For bulk analysis, download standardized files from the dbVar FTP site. You’ll find VCF, GVF, and TSV bundles by study and assembly, with data for both GRCh37 and GRCh38. Because files are bgzipped and indexed, you can query them remotely with tabix without a local download. For example, this grabs all nstd102 variant regions on chr1:1–1,000,000 in GRCh38 directly from NCBI:
tabix -h https://ftp.ncbi.nlm.nih.gov/pub/dbVar/data/Homo_sapiens/by_study/vcf/nstd102.GRCh38.variant_region.vcf.gz 1:1-1000000
You can then intersect those results with your own targets using bedtools or stream them into a notebook for annotation. The FTP layout was redesigned to make this easier, with aggregated files by assembly and consistent naming.

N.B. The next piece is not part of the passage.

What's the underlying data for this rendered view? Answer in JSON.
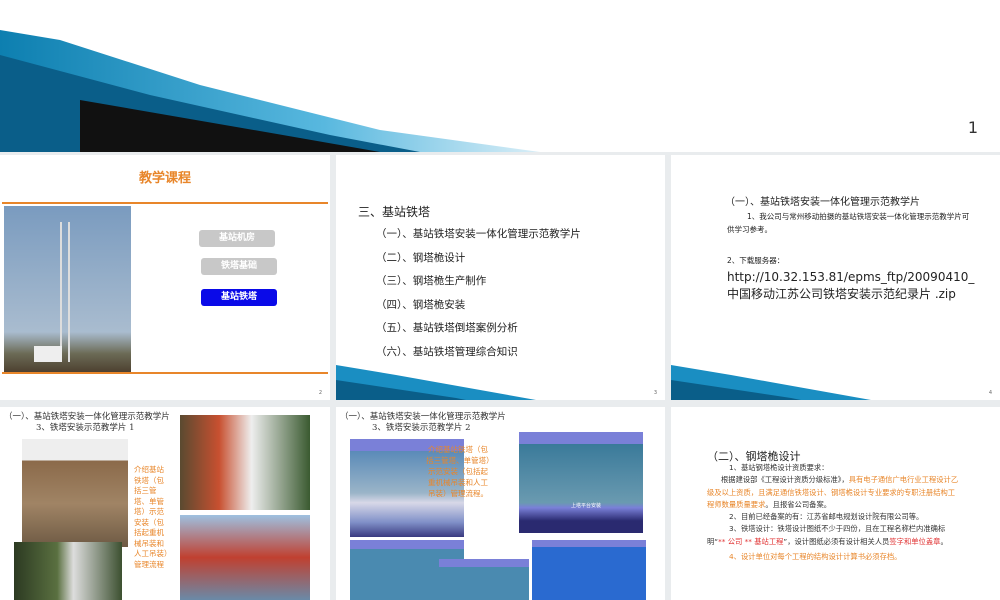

A few practical notes help avoid confusion. dbVar synchronizes with DGVa at EMBL‑EBI, so the same study may appear with different prefixes depending on where it was submitted; treat nstd and estd as parallel doors to the same dataset. Also remember that “asserted regions” (nsv/esv) and “supporting calls” (nssv/essv) are both useful: the region provides a consolidated footprint, while the supporting calls expose the raw evidence, calling method, and placement details you may need for quality assessment or visualization. Finally, because structural variant calling remains heterogeneous, breakpoint precision varies; don’t be surprised if multiple asserted regions in different studies overlap rather than match exactly.
Summary / Takeaways
dbVar gives computational biologists a practical way to reason about large genomic changes. Use it to ground truth your calls against clinical collections like nstd102, to gauge background frequency with curated common SVs, and to visualize events in context before you commit to interpretation. Start in the browser to orient yourself, then automate searches with Entrez and stream VCF or GVF from FTP for scalable workflows. As you analyze, lean on the data hierarchy—asserted regions for a clean footprint, supporting calls for method‑level detail—and keep in mind that dbVar focuses on human data and syncs with DGVa. What question could you answer today by overlaying nstd102 with your region of interest and a gene list you care about?